De acordo com especialistas da Federação Brasileira de
Gastroenterologia (FBG), é fundamental diferenciar intolerância alimentar de
alergias alimentares, especialmente da alergia à proteína do leite, que costuma
gerar confusão com a intolerância à lactose, já que os mecanismos e a
prevalência são bastante distintos, especialmente na população adulta.
“As intolerâncias são muito mais comuns do que as alergias em
adultos. Um exemplo clássico é a intolerância à lactose, que resulta da
deficiência da enzima lactase e leva a sintomas como gases, distensão abdominal
e diarreia após o consumo de leite e derivados.
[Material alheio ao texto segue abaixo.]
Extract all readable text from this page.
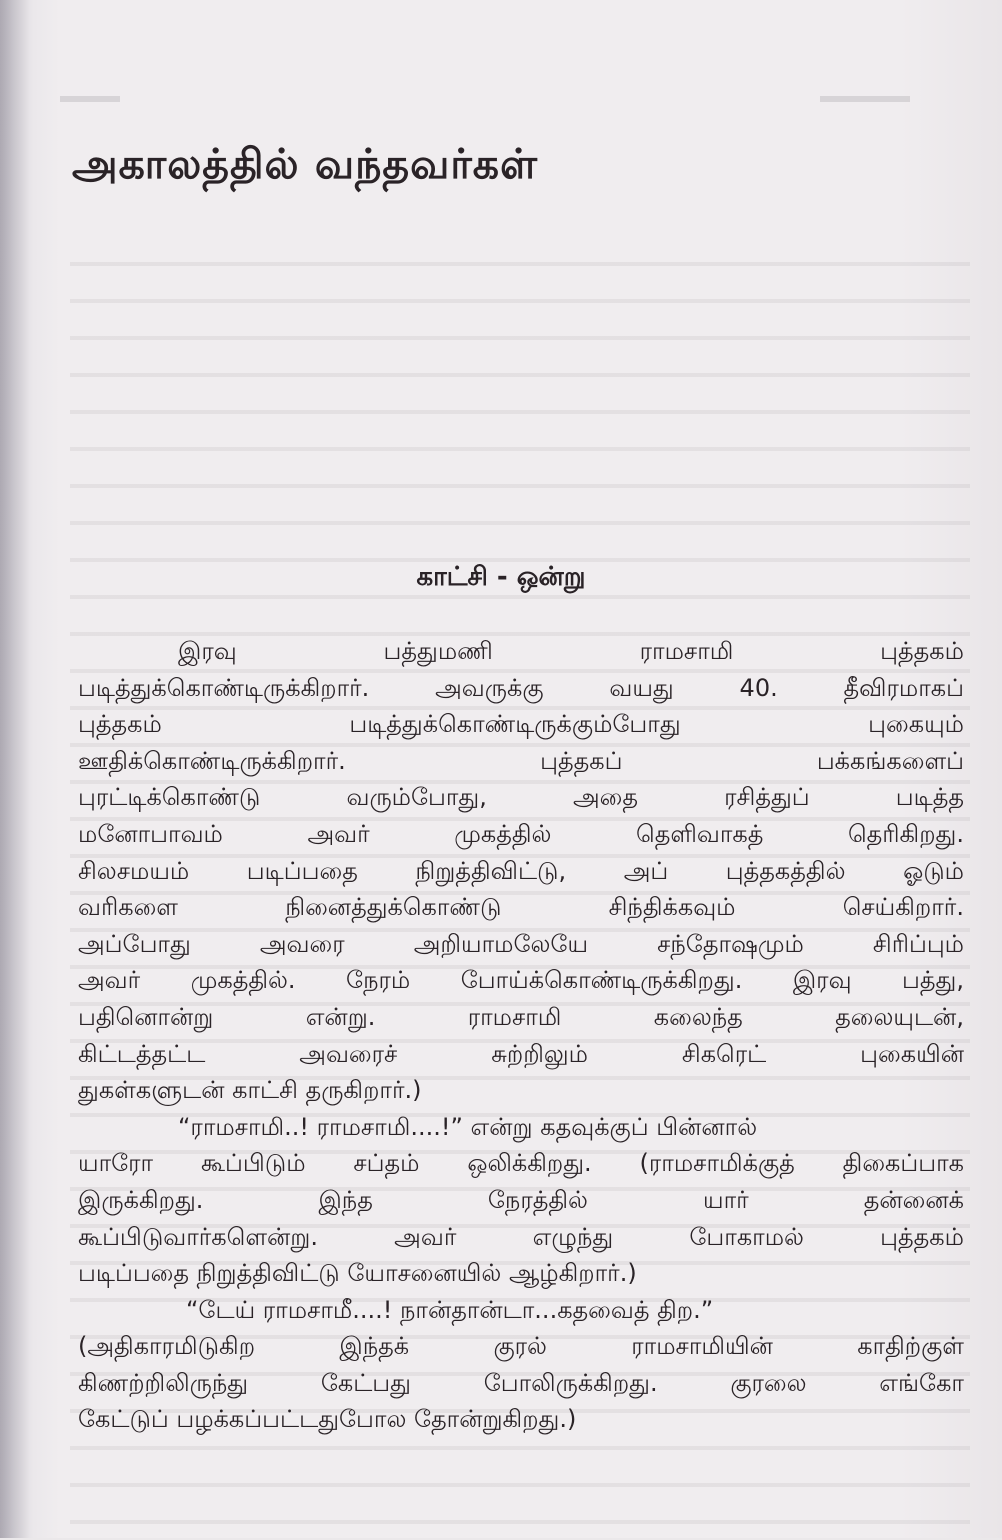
அகாலத்தில் வந்தவர்கள்
காட்சி - ஒன்று
இரவு	பத்துமணி	ராமசாமி	புத்தகம்
படித்துக்கொண்டிருக்கிறார்.	அவருக்கு	வயது	40.	தீவிரமாகப்
புத்தகம்	படித்துக்கொண்டிருக்கும்போது	புகையும்
ஊதிக்கொண்டிருக்கிறார்.	புத்தகப்	பக்கங்களைப்
புரட்டிக்கொண்டு	வரும்போது,	அதை	ரசித்துப்	படித்த
மனோபாவம்	அவர்	முகத்தில்	தெளிவாகத்	தெரிகிறது.
சிலசமயம் படிப்பதை நிறுத்திவிட்டு, அப் புத்தகத்தில் ஓடும்
வரிகளை	நினைத்துக்கொண்டு	சிந்திக்கவும்	செய்கிறார்.
அப்போது	அவரை	அறியாமலேயே	சந்தோஷமும்	சிரிப்பும்
அவர் முகத்தில். நேரம் போய்க்கொண்டிருக்கிறது. இரவு பத்து,
பதினொன்று	என்று.	ராமசாமி	கலைந்த	தலையுடன்,
கிட்டத்தட்ட	அவரைச்	சுற்றிலும்	சிகரெட்	புகையின்
துகள்களுடன் காட்சி தருகிறார்.)
“ராமசாமி..! ராமசாமி....!” என்று கதவுக்குப் பின்னால்
யாரோ கூப்பிடும் சப்தம் ஒலிக்கிறது. (ராமசாமிக்குத் திகைப்பாக
இருக்கிறது.	இந்த	நேரத்தில்	யார்	தன்னைக்
கூப்பிடுவார்களென்று.	அவர்	எழுந்து	போகாமல்	புத்தகம்
படிப்பதை நிறுத்திவிட்டு யோசனையில் ஆழ்கிறார்.)
“டேய் ராமசாமீ....! நான்தான்டா...கதவைத் திற.”
(அதிகாரமிடுகிற	இந்தக்	குரல்	ராமசாமியின்	காதிற்குள்
கிணற்றிலிருந்து	கேட்பது	போலிருக்கிறது.	குரலை	எங்கோ
கேட்டுப் பழக்கப்பட்டதுபோல தோன்றுகிறது.)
Já a alergia à proteína do
leite envolve o sistema imunológico, é menos frequente em adultos e pode causar
reações mais graves, como urticária, vômitos e até anafilaxia”, explica a Dra.
Ana Luiza Guedes, gastroenterologista e
hepatologista, membro da FBG.
Outro ponto que gera confusão é a relação com o glúten. Muitas
pessoas associam sintomas digestivos ao consumo dessa proteína e optam por
retirá-la da dieta por conta própria. No entanto, é importante distinguir três
situações diferentes: a doença celíaca, a sensibilidade ao glúten não celíaca e
outras condições que podem simular esses quadros.
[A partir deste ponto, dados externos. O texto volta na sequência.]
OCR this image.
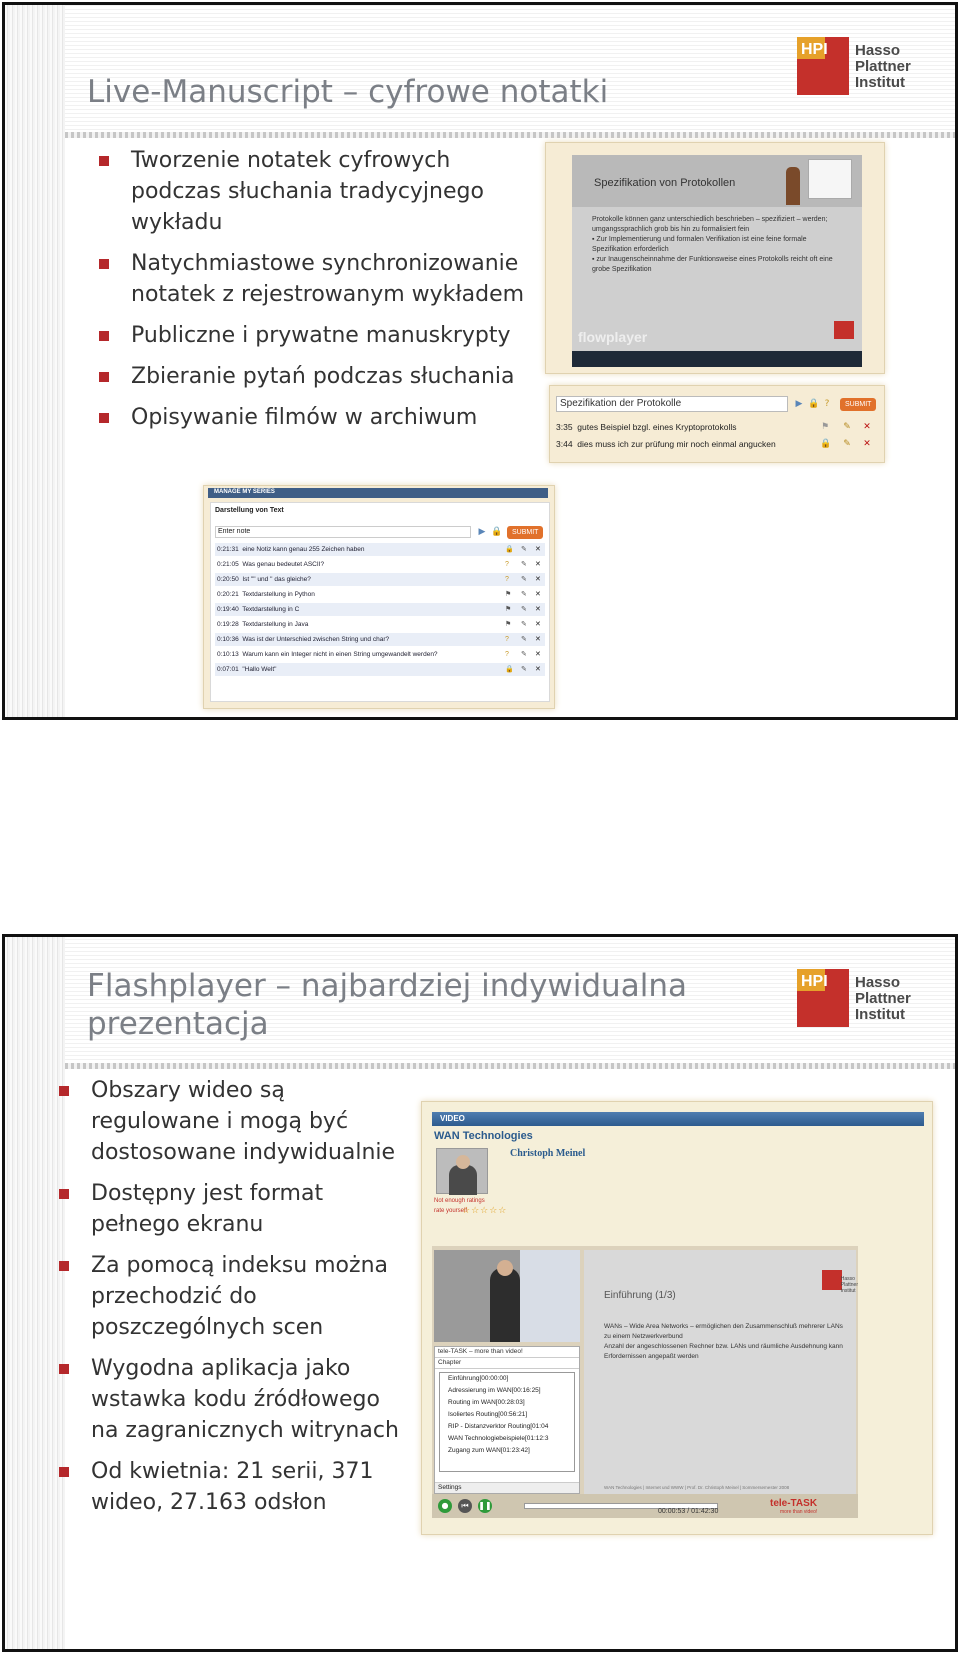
Live-Manuscript – cyfrowe notatki
HPI Hasso
Plattner
Institut
Tworzenie notatek cyfrowych podczas słuchania tradycyjnego wykładu
Natychmiastowe synchronizowanie notatek z rejestrowanym wykładem
Publiczne i prywatne manuskrypty
Zbieranie pytań podczas słuchania
Opisywanie filmów w archiwum
Spezifikation von Protokollen

Protokolle können ganz unterschiedlich beschrieben – spezifiziert – werden; umgangssprachlich grob bis hin zu formalisiert fein

▪ Zur Implementierung und formalen Verifikation ist eine feine formale Spezifikation erforderlich

▪ zur Inaugenscheinnahme der Funktionsweise eines Protokolls reicht oft eine grobe Spezifikation

flowplayer
Spezifikation der Protokolle	▶ 🔒 ?	SUBMIT
3:35 gutes Beispiel bzgl. eines Kryptoprotokolls	⚑ ✎ ✕
3:44 dies muss ich zur prüfung mir noch einmal angucken	🔒 ✎ ✕
MANAGE MY SERIES
Darstellung von Text
Enter note	▶ 🔒	SUBMIT
0:21:31 eine Notiz kann genau 255 Zeichen haben	🔒 ✎ ✕
0:21:05 Was genau bedeutet ASCII?	? ✎ ✕
0:20:50 Ist "" und '' das gleiche?	? ✎ ✕
0:20:21 Textdarstellung in Python	⚑ ✎ ✕
0:19:40 Textdarstellung in C	⚑ ✎ ✕
0:19:28 Textdarstellung in Java	⚑ ✎ ✕
0:10:36 Was ist der Unterschied zwischen String und char?	? ✎ ✕
0:10:13 Warum kann ein Integer nicht in einen String umgewandelt werden?	? ✎ ✕
0:07:01 "Hallo Welt"	🔒 ✎ ✕
Flashplayer – najbardziej indywidualna prezentacja
HPI Hasso
Plattner
Institut
Obszary wideo są regulowane i mogą być dostosowane indywidualnie
Dostępny jest format pełnego ekranu
Za pomocą indeksu można przechodzić do poszczególnych scen
Wygodna aplikacja jako wstawka kodu źródłowego na zagranicznych witrynach
Od kwietnia: 21 serii, 371 wideo, 27.163 odsłon
VIDEO
WAN Technologies
Christoph Meinel
Not enough ratings
rate yourself
☆☆☆☆☆
tele-TASK – more than video!
Chapter
Einführung[00:00:00]
Adressierung im WAN[00:16:25]
Routing im WAN[00:28:03]
Isoliertes Routing[00:56:21]
RIP - Distanzverktor Routing[01:04
WAN Technologiebeispiele[01:12:3
Zugang zum WAN[01:23:42]
Settings
Hasso
Plattner
Institut
Einführung (1/3)

WANs – Wide Area Networks – ermöglichen den Zusammenschluß mehrerer LANs zu einem Netzwerkverbund

Anzahl der angeschlossenen Rechner bzw. LANs und räumliche Ausdehnung kann Erfordernissen angepaßt werden

WAN Technologies | Internet und WWW | Prof. Dr. Christoph Meinel | Sommersemester 2008
●	⏮	❚❚
00:00:53 / 01:42:30
tele-TASK
more than video!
“A doença celíaca é uma condição autoimune que exige retirada
total e permanente do glúten, mas o diagnóstico precisa ser feito com o
paciente ainda consumindo a proteína. Retirar o glúten antes da investigação
pode mascarar os resultados e dificultar ou até impedir a confirmação
diagnóstica”, alerta.
Além disso, sintomas frequentemente atribuídos a intolerâncias
podem estar relacionados a distúrbios funcionais intestinais, como a Síndrome
do Intestino Irritável (SII), ou até a doenças orgânicas que exigem
acompanhamento específico. Em muitos desses casos, componentes alimentares
fermentáveis, conhecidos como FODMAPs, podem contribuir para o desconforto, sem
que haja necessariamente uma intolerância isolada.
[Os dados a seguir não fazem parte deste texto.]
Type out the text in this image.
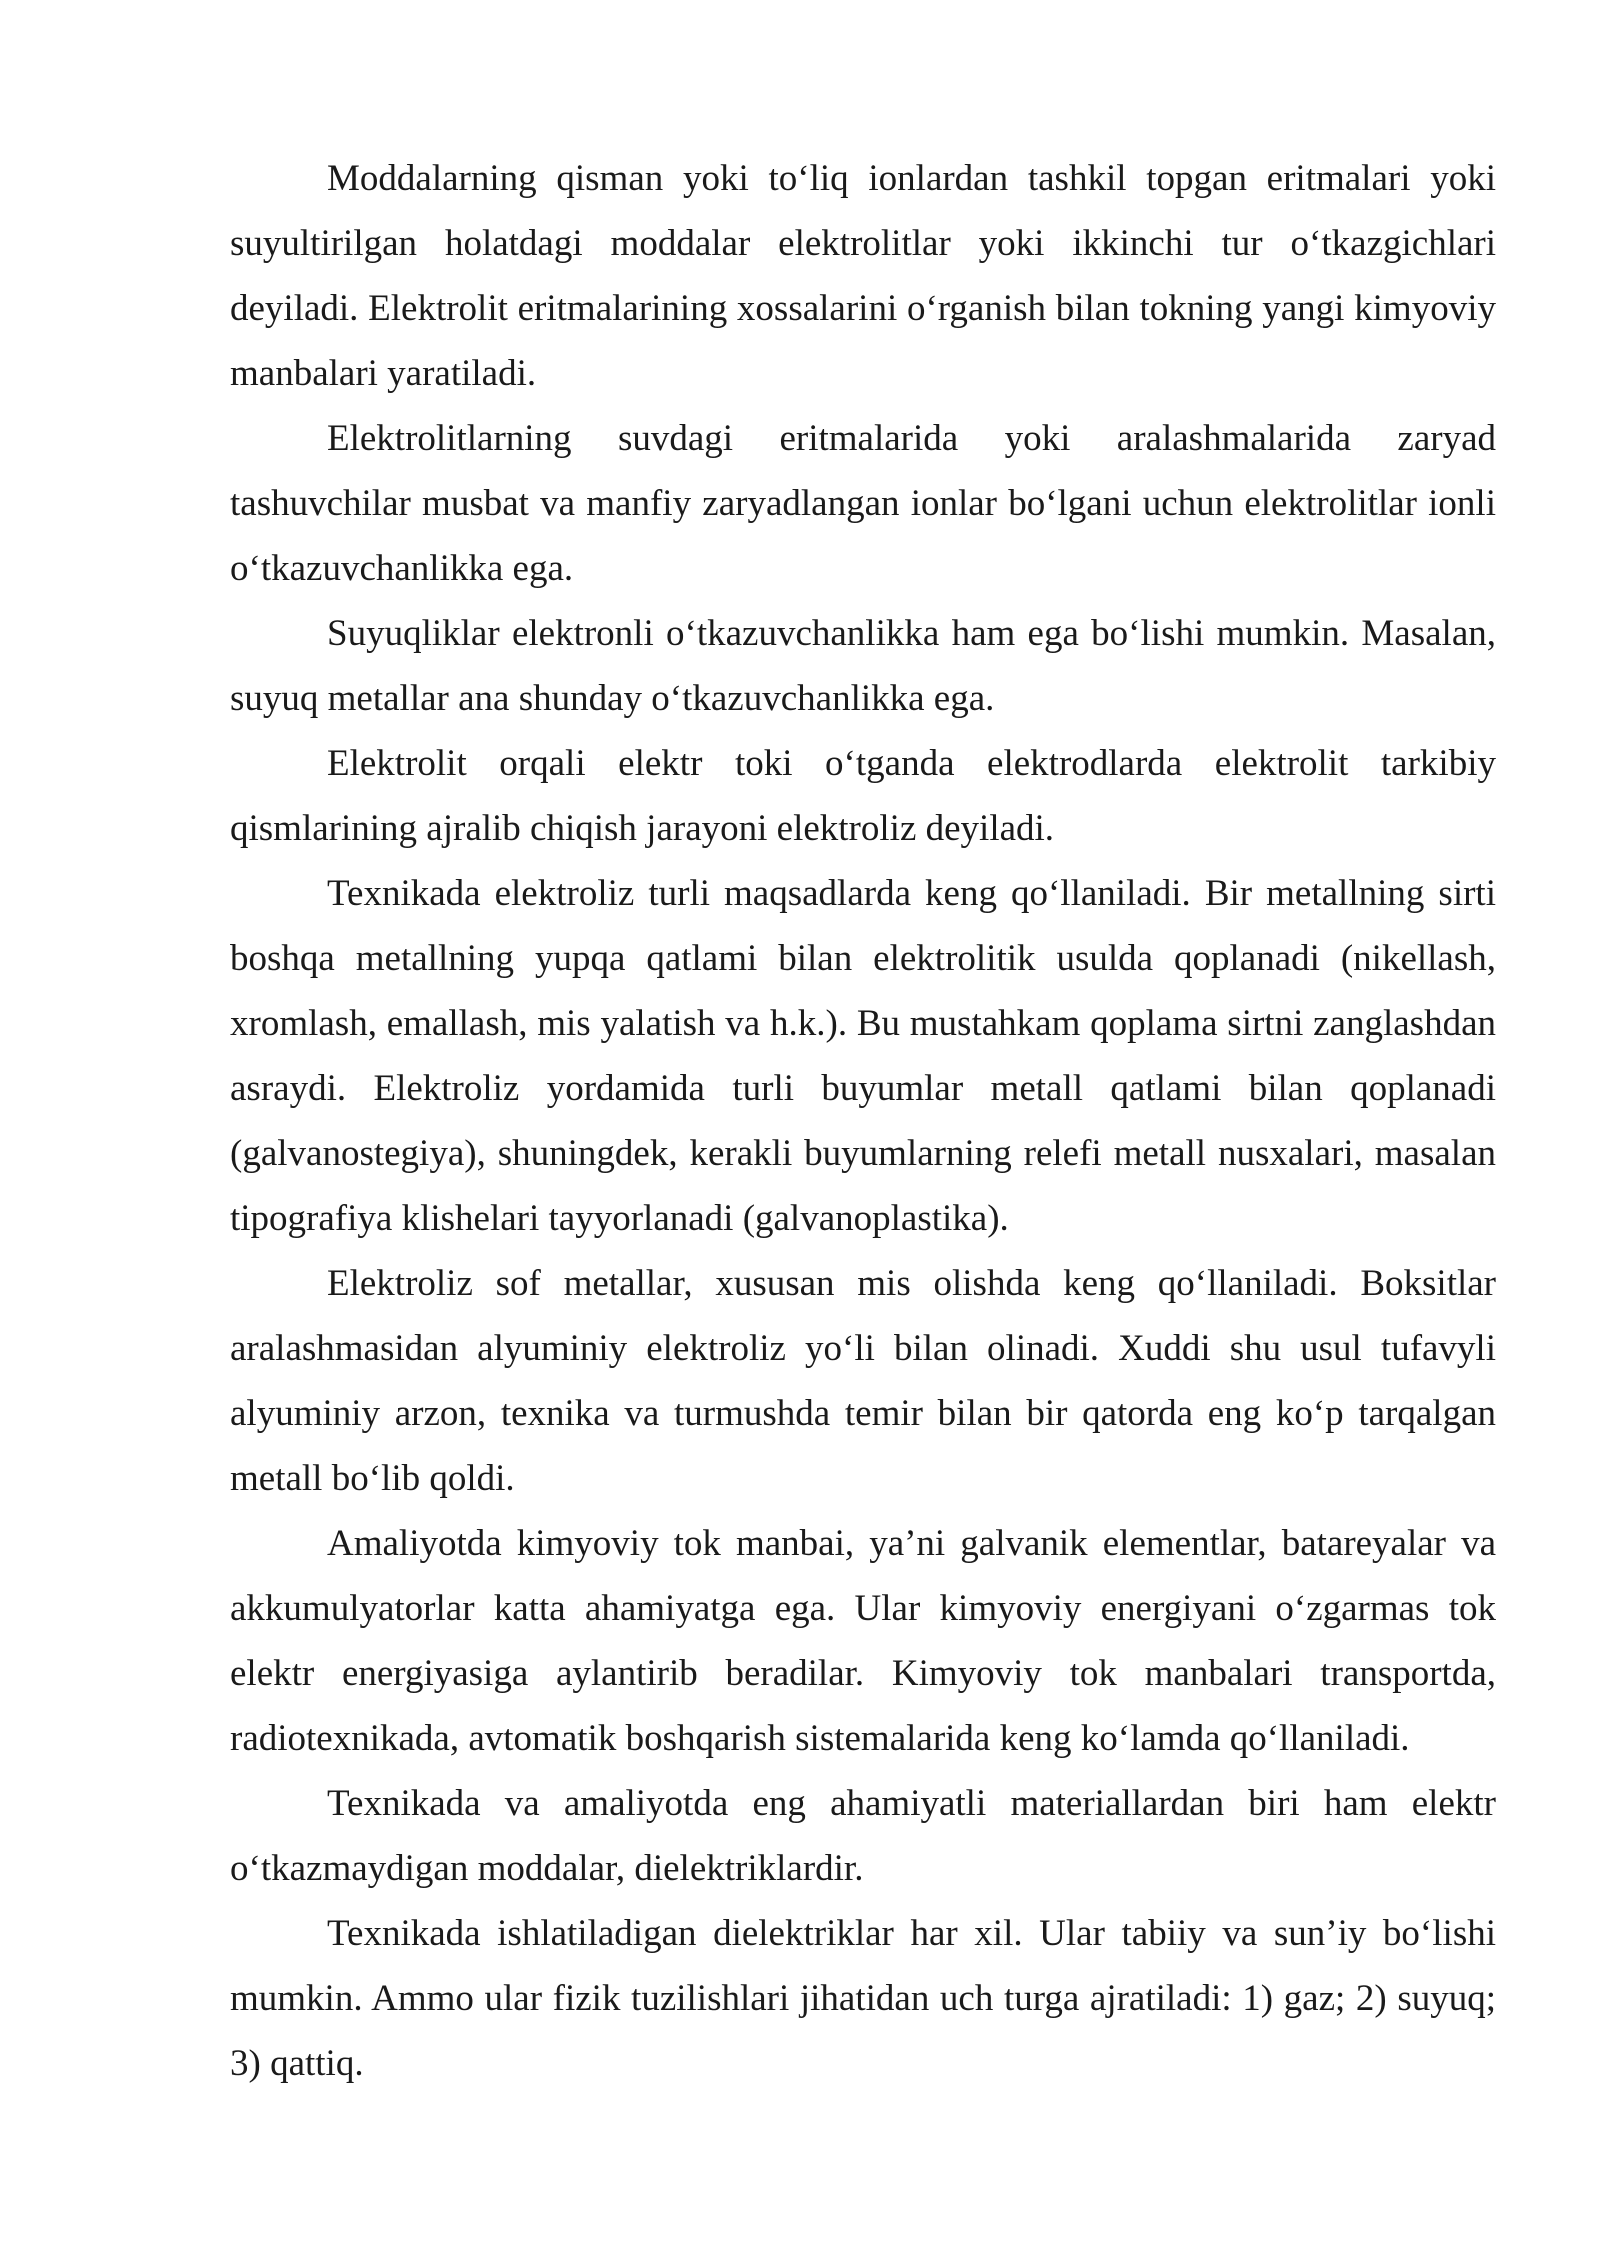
Moddalarning qisman yoki to‘liq ionlardan tashkil topgan eritmalari yoki suyultirilgan holatdagi moddalar elektrolitlar yoki ikkinchi tur o‘tkazgichlari deyiladi. Elektrolit eritmalarining xossalarini o‘rganish bilan tokning yangi kimyoviy manbalari yaratiladi.

Elektrolitlarning suvdagi eritmalarida yoki aralashmalarida zaryad tashuvchilar musbat va manfiy zaryadlangan ionlar bo‘lgani uchun elektrolitlar ionli o‘tkazuvchanlikka ega.

Suyuqliklar elektronli o‘tkazuvchanlikka ham ega bo‘lishi mumkin. Masalan, suyuq metallar ana shunday o‘tkazuvchanlikka ega.

Elektrolit orqali elektr toki o‘tganda elektrodlarda elektrolit tarkibiy qismlarining ajralib chiqish jarayoni elektroliz deyiladi.

Texnikada elektroliz turli maqsadlarda keng qo‘llaniladi. Bir metallning sirti boshqa metallning yupqa qatlami bilan elektrolitik usulda qoplanadi (nikellash, xromlash, emallash, mis yalatish va h.k.). Bu mustahkam qoplama sirtni zanglashdan asraydi. Elektroliz yordamida turli buyumlar metall qatlami bilan qoplanadi (galvanostegiya), shuningdek, kerakli buyumlarning relefi metall nusxalari, masalan tipografiya klishelari tayyorlanadi (galvanoplastika).

Elektroliz sof metallar, xususan mis olishda keng qo‘llaniladi. Boksitlar aralashmasidan alyuminiy elektroliz yo‘li bilan olinadi. Xuddi shu usul tufavyli alyuminiy arzon, texnika va turmushda temir bilan bir qatorda eng ko‘p tarqalgan metall bo‘lib qoldi.

Amaliyotda kimyoviy tok manbai, ya’ni galvanik elementlar, batareyalar va akkumulyatorlar katta ahamiyatga ega. Ular kimyoviy energiyani o‘zgarmas tok elektr energiyasiga aylantirib beradilar. Kimyoviy tok manbalari transportda, radiotexnikada, avtomatik boshqarish sistemalarida keng ko‘lamda qo‘llaniladi.

Texnikada va amaliyotda eng ahamiyatli materiallardan biri ham elektr o‘tkazmaydigan moddalar, dielektriklardir.

Texnikada ishlatiladigan dielektriklar har xil. Ular tabiiy va sun’iy bo‘lishi mumkin. Ammo ular fizik tuzilishlari jihatidan uch turga ajratiladi: 1) gaz; 2) suyuq; 3) qattiq.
“A investigação adequada é essencial porque nem todo sintoma
digestivo está ligado a um alimento específico. Restringir a dieta sem
orientação pode levar a deficiências nutricionais e não resolver o problema de
base”, reforça.
O hábito de seguir dietas restritivas com base em informações da
internet também preocupa os especialistas. A exclusão indiscriminada de grupos
alimentares, sem acompanhamento médico ou nutricional, pode trazer mais
prejuízos do que benefícios.
Sinais de alerta
A FBG chama atenção para sinais de alerta que indicam a
necessidade de avaliação médica mais detalhada. Entre eles estão:
- perda de peso involuntária
- anemia
- presença de sangue nas fezes
- diarreia persistente ou noturna
- histórico familiar de doenças intestinais
- início recente dos sintomas após os 50 anos
“Nesses casos, é fundamental descartar doenças mais sérias antes
de atribuir os sintomas a uma intolerância alimentar”, destaca a especialista.
A orientação da entidade é clara: diante de sintomas persistentes,
o primeiro passo deve ser procurar um gastroenterologista. O diagnóstico
correto permite um tratamento mais eficaz, evita restrições desnecessárias e
garante melhor qualidade de vida ao paciente.